GARDNERS — Many women walk the entire length of 2,182-mile Appalachian Trail in the same year.
But none have been the vintage of Nan “Drag’n Fly” Reisinger, of Camp Hill. She finished the hike from Georgia to Maine on Sunday at the age of 74, the oldest woman ever to do so.
“I wanted to finish my section hike when I was 70 years old and it didn’t happen,” the new thru-hiker said Sunday after stopping at the Appalachian Trail Museum at Pine Grove Furnace State Park. “We were on a hike at Harper’s Ferry last summer and Carolyn found out that the oldest woman was 71. She said, ‘you could to that, and you cannot wait.’ I always wanted to do that and thought, ‘I can beat that.’”
Reisinger and Carolyn “Freckles” Banjak, now 67, started to plan. Section hikers complete the trail in pieces, often over years. Thru-hikers do it in one piece in the same year.
They left Springer Mountain, Georgia, the southern terminal of the trail, on March 30 and reached Katahdin, Maine, on Oct. 4.
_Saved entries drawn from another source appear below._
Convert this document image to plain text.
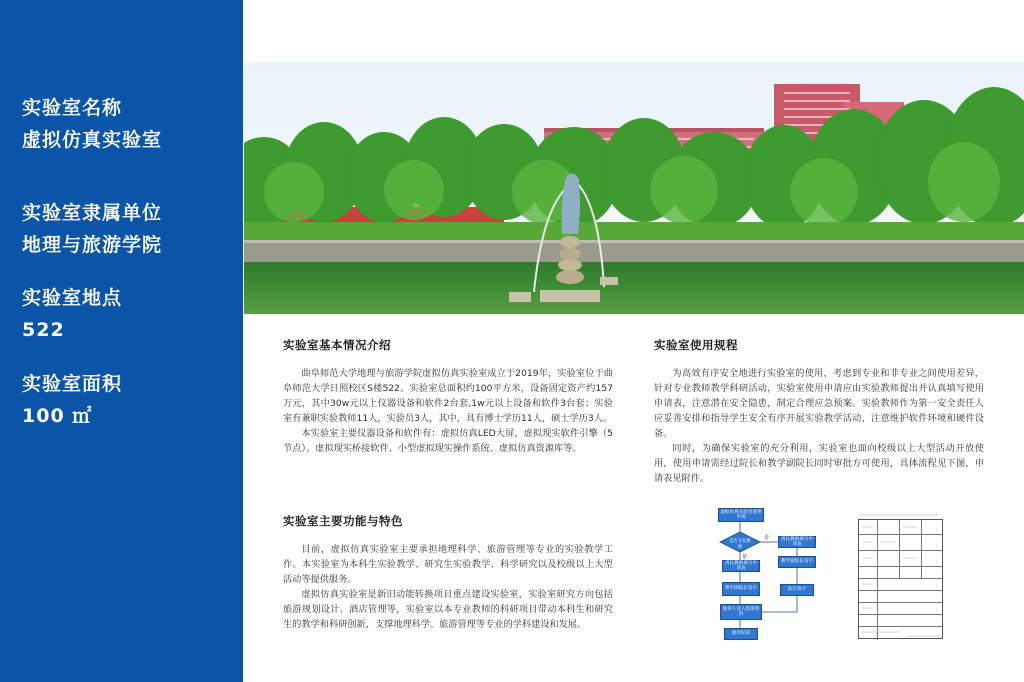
实验室名称
虚拟仿真实验室
实验室隶属单位
地理与旅游学院
实验室地点
522
实验室面积
100 ㎡
实验室基本情况介绍

曲阜师范大学地理与旅游学院虚拟仿真实验室成立于2019年，实验室位于曲阜师范大学日照校区S楼522。实验室总面积约100平方米，设备固定资产约157万元，其中30w元以上仪器设备和软件2台套,1w元以上设备和软件3台套；实验室有兼职实验教师11人，实验员3人，其中，具有博士学历11人，硕士学历3人。

本实验室主要仪器设备和软件有：虚拟仿真LED大屏，虚拟现实软件引擎（5节点）、虚拟现实桥接软件、小型虚拟现实操作系统、虚拟仿真资源库等。

实验室主要功能与特色

目前，虚拟仿真实验室主要承担地理科学、旅游管理等专业的实验教学工作。本实验室为本科生实验教学、研究生实验教学、科学研究以及校级以上大型活动等提供服务。

虚拟仿真实验室是新旧动能转换项目重点建设实验室，实验室研究方向包括旅游规划设计、酒店管理等，实验室以本专业教师的科研项目带动本科生和研究生的教学和科研创新，支撑地理科学、旅游管理等专业的学科建设和发展。

实验室使用规程

为高效有序安全地进行实验室的使用，考虑到专业和非专业之间使用差异，针对专业教师教学科研活动，实验室使用申请应由实验教师提出并认真填写使用申请表，注意潜在安全隐患，制定合理应急预案。实验教师作为第一安全责任人应妥善安排和指导学生安全有序开展实验教学活动，注意维护软件环境和硬件设备。

同时，为确保实验室的充分利用，实验室也面向校级以上大型活动开放使用，使用申请需经过院长和教学副院长同时审批方可使用，具体流程见下图，申请表见附件。

虚拟仿真实验室使用申请
是否专业教师
否
是
责任教师填写申请表
责任教师填写申请表
教学副院长签字
教学副院长签字	院长签字
使用人录入借用资料
使用结束
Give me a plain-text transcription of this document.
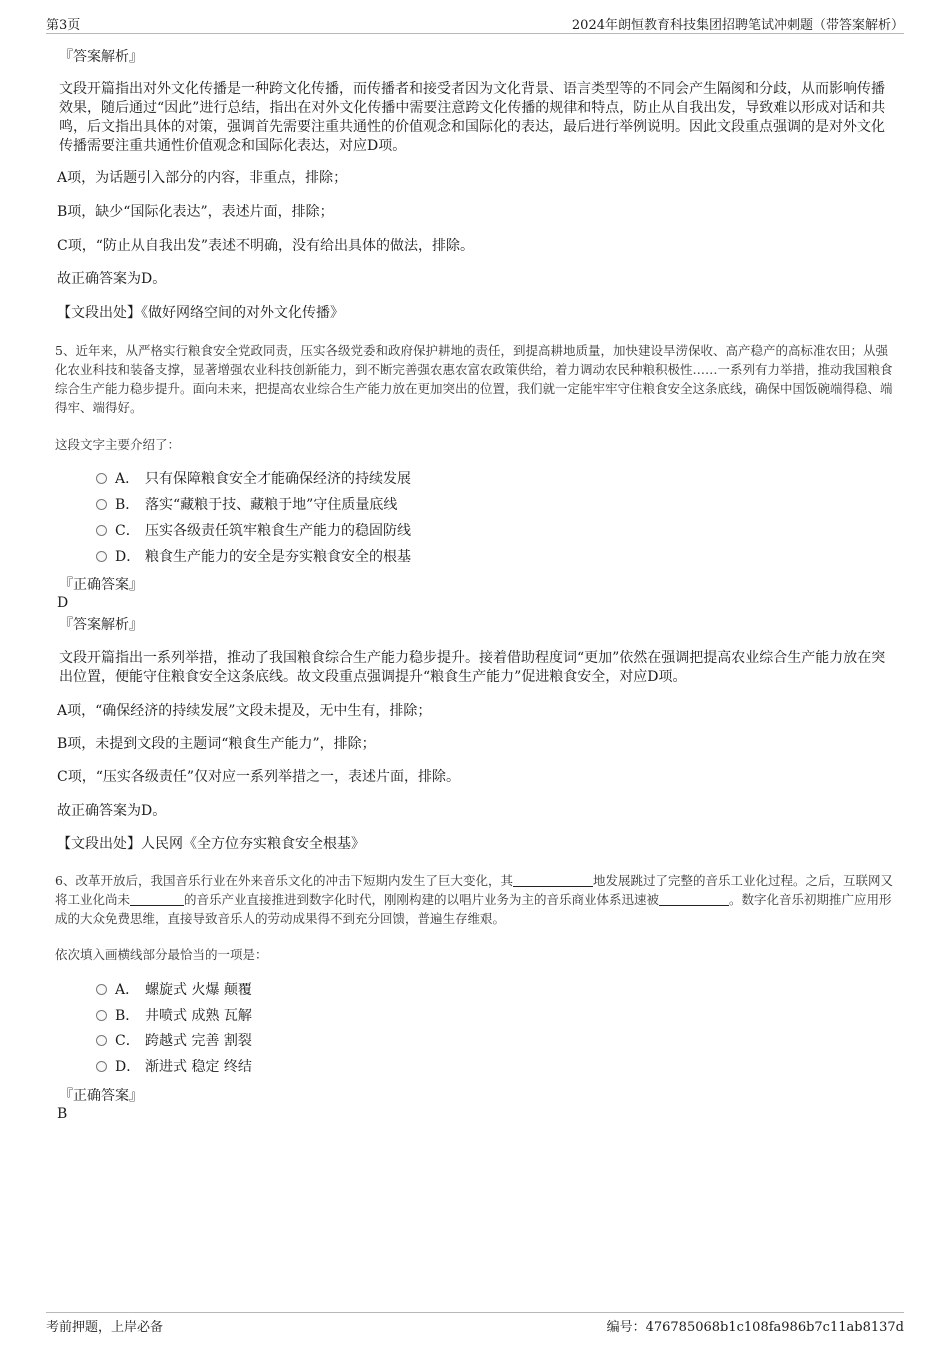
第3页	2024年朗恒教育科技集团招聘笔试冲刺题（带答案解析）
『答案解析』
文段开篇指出对外文化传播是一种跨文化传播，而传播者和接受者因为文化背景、语言类型等的不同会产生隔阂和分歧，从而影响传播效果，随后通过“因此”进行总结，指出在对外文化传播中需要注意跨文化传播的规律和特点，防止从自我出发，导致难以形成对话和共鸣，后文指出具体的对策，强调首先需要注重共通性的价值观念和国际化的表达，最后进行举例说明。因此文段重点强调的是对外文化传播需要注重共通性价值观念和国际化表达，对应D项。
A项，为话题引入部分的内容，非重点，排除；
B项，缺少“国际化表达”，表述片面，排除；
C项，“防止从自我出发”表述不明确，没有给出具体的做法，排除。
故正确答案为D。
【文段出处】《做好网络空间的对外文化传播》
5、近年来，从严格实行粮食安全党政同责，压实各级党委和政府保护耕地的责任，到提高耕地质量，加快建设旱涝保收、高产稳产的高标准农田；从强化农业科技和装备支撑，显著增强农业科技创新能力，到不断完善强农惠农富农政策供给，着力调动农民种粮积极性……一系列有力举措，推动我国粮食综合生产能力稳步提升。面向未来，把提高农业综合生产能力放在更加突出的位置，我们就一定能牢牢守住粮食安全这条底线，确保中国饭碗端得稳、端得牢、端得好。
这段文字主要介绍了：
A． 只有保障粮食安全才能确保经济的持续发展
B． 落实“藏粮于技、藏粮于地”守住质量底线
C． 压实各级责任筑牢粮食生产能力的稳固防线
D． 粮食生产能力的安全是夯实粮食安全的根基
『正确答案』
D
『答案解析』
文段开篇指出一系列举措，推动了我国粮食综合生产能力稳步提升。接着借助程度词“更加”依然在强调把提高农业综合生产能力放在突出位置，便能守住粮食安全这条底线。故文段重点强调提升“粮食生产能力”促进粮食安全，对应D项。
A项，“确保经济的持续发展”文段未提及，无中生有，排除；
B项，未提到文段的主题词“粮食生产能力”，排除；
C项，“压实各级责任”仅对应一系列举措之一，表述片面，排除。
故正确答案为D。
【文段出处】人民网《全方位夯实粮食安全根基》
6、改革开放后，我国音乐行业在外来音乐文化的冲击下短期内发生了巨大变化，其	地发展跳过了完整的音乐工业化过程。之后，互联网又将工业化尚未	的音乐产业直接推进到数字化时代，刚刚构建的以唱片业务为主的音乐商业体系迅速被	。数字化音乐初期推广应用形成的大众免费思维，直接导致音乐人的劳动成果得不到充分回馈，普遍生存维艰。
依次填入画横线部分最恰当的一项是：
A． 螺旋式 火爆 颠覆
B． 井喷式 成熟 瓦解
C． 跨越式 完善 割裂
D． 渐进式 稳定 终结
『正确答案』
B
考前押题，上岸必备	编号：476785068b1c108fa986b7c11ab8137d
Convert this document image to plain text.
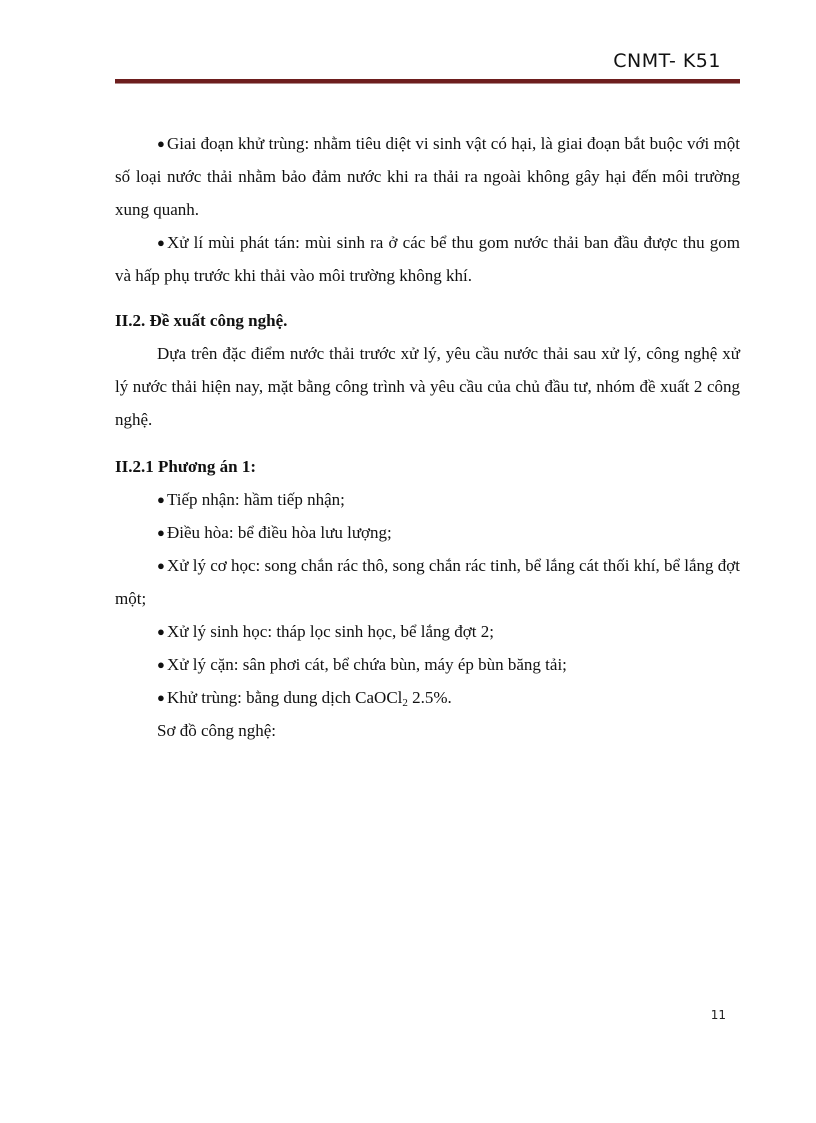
CNMT- K51

● Giai đoạn khử trùng: nhằm tiêu diệt vi sinh vật có hại, là giai đoạn bắt buộc với một số loại nước thải nhằm bảo đảm nước khi ra thải ra ngoài không gây hại đến môi trường xung quanh.

● Xử lí mùi phát tán: mùi sinh ra ở các bể thu gom nước thải ban đầu được thu gom và hấp phụ trước khi thải vào môi trường không khí.

II.2. Đề xuất công nghệ.

Dựa trên đặc điểm nước thải trước xử lý, yêu cầu nước thải sau xử lý, công nghệ xử lý nước thải hiện nay, mặt bằng công trình và yêu cầu của chủ đầu tư, nhóm đề xuất 2 công nghệ.

II.2.1 Phương án 1:

● Tiếp nhận: hầm tiếp nhận;

● Điều hòa: bể điều hòa lưu lượng;

● Xử lý cơ học: song chắn rác thô, song chắn rác tinh, bể lắng cát thối khí, bể lắng đợt một;

● Xử lý sinh học: tháp lọc sinh học, bể lắng đợt 2;

● Xử lý cặn: sân phơi cát, bể chứa bùn, máy ép bùn băng tải;

● Khử trùng: bằng dung dịch CaOCl$_2$ 2.5%.

Sơ đồ công nghệ:

11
Injuries are among the many hazards on such an adventure and one befell Reisinger in her home state.
“I tripped on a rock and fell,” she said of getting to south of Route 30 in Pennsylvania. “Hit my knee on a rock.” The injury kept her from the trail for a week, as Banjak carried on. They reunited a week later and continued to Katahdin. At that point, Reisinger back-tracked and covered the lost ground from Route 30 to Duncannon.
They saved the short section in Pine Grove Furnace for the grand finish that occurred Sunday. When they reached the gate below the Trail Museum to complete the journey, there were high-fives, photos, and hugs from friends and family. Banjak lives just down the road from the Museum, in Gardners.
As for a hiker of any age, endurance was a significant challenge for the 74-year-old woman hoping to negotiate more than 2,100 miles of mountains and valleys.
“I had to keep at it. I couldn’t take time off,” Reisinger said. “I couldn’t ever hike the real long miles like some younger people do. So we had to hike every day and not take breaks. In the six months we took 12-15 zero days, where you don’t hike at all and a half-dozen “nearo” days of little mileage.”
Reisinger also credits good genetics.
“I’m blessed with good health; everyone doesn’t have good health,” she said. “I think people should be up and do things, but I understand. I take no medication. I have nothing wrong. My mother is 96 and she has nothing wrong with her either.” She said she doesn’t even get blisters.
It may also help that Reisinger stays active, enjoying cross country skiing, canoeing, bicycling, gardening, and tap dancing.
Reisinger went through three pairs of shoes during the thru-hike; Banjak four.
Reisinger said they missed fresh fruit and vegetables the most. She lost 25 pounds on the trip; Banjak, 15.
Both women banked on previous Trail experience on the recent historic hike. Banjak had at least one failed attempt at a thru-hike, but completed many large sections of the Trail on other hikes. After Sunday’s finish, Banjak figured she has hiked about 6,200 miles of the Appalachian Trail since 2008.
Along the way, the women didn’t lose any time due to weather, conditions Reisinger called wonderful. She said she is not sure they could have kept going if the weather had gotten bad after they got out of New Hampshire. They tabbed a 500-mile section of steep terrain in New Hampshire and southern Maine as the most difficult portion to negotiate.
Both women agreed that they were glad to get the hike finished and to reach their goal line.
On Sunday, they received the fitting heroes’ welcome.